Roxanne Martinez, another District 9 candidate, said she’d heard from parents who want their children to stay in remote learning through the fall. Martinez and her husband volunteer at Diamond Hill-Jarvis High School. She’s noticed the school has relatively few students attending in person. Many families in the area continue to worry about whether their children would risk exposure to COVID-19 if they went to school in person, she said. She hopes vaccination rates will increase enough by this fall that families will feel more comfortable sending their children back to school in person.

Martinez said she worries about students who have disengaged from school this year. She’s heard from several high school students who are considering dropping out and going to work. One of the district’s biggest tasks will be to find ways to reconnect with those students and convincing them to stay in school through graduation, she said.

Martinez said she’d like to see the district roll out accelerated, personalized plans to help students recover. Fort Worth district officials have said they plan to adopt an accelerated model, which helps students catch up quickly rather than placing them in remedial classes. Many education researchers say acceleration is a more effective model than remediation because students tend to get stuck in remedial classes and fall even further behind.

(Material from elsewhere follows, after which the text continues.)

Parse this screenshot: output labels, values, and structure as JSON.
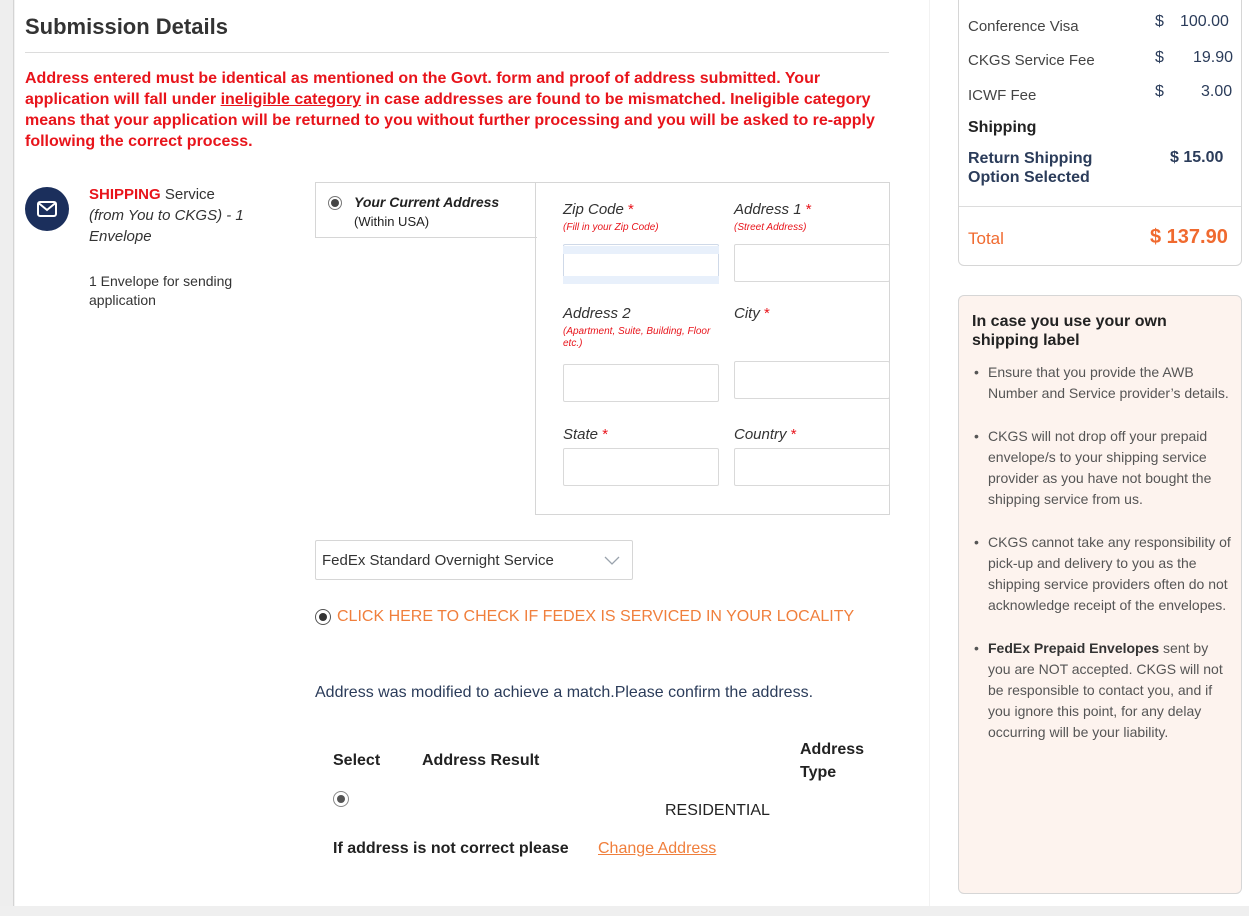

But Martinez said she doesn’t think an extended school year would be the best use of the district’s resources. Not every student needs help catching up, she said. Martinez has seen that in her own family. She and her husband have a son and a daughter in fourth grade in the Fort Worth school district. Her daughter has thrived in online learning, she said. But her son struggled with remote learning until his teacher suggested he come back to school in person. Rather than extending the semester for all students, Martinez said it would make more sense for the district to focus its efforts on the students who need the most help.

Michael Shedd, another candidate for the District 9 seat, said the district already had ground to make up before the pandemic began. TEA rated the Fort Worth school district as a C in its 2018-19 school ratings. The 10 other major urban districts scored a B or an A. The agency suspended ratings for the 2019-20 school year due to the pandemic. The district can’t climb out of that hole by approaching its work in the same way it always has, Shedd said.

Shedd, the deputy chief of the Fort Worth Police Department, said the district’s biggest priority needs to be getting students back to school in person. He worries about the number of students who have gone missing during the pandemic. Once all students are back in the classroom, he’d like to see the district add days to the school year and hours to the school day to help students catch up. Doing so would involve finding a way to pay teachers for those extra hours, he said.

Even if it extends the school year, Shedd said the district will need to find ways to make the best use of that extra time. That could include holding special instruction periods for students who need extra help, he said.

“It’s going to take a lot of creativity,” Shedd said.

Early voting for the Fort Worth school district’s Board of Trustees begins April 19. Election Day is May 1.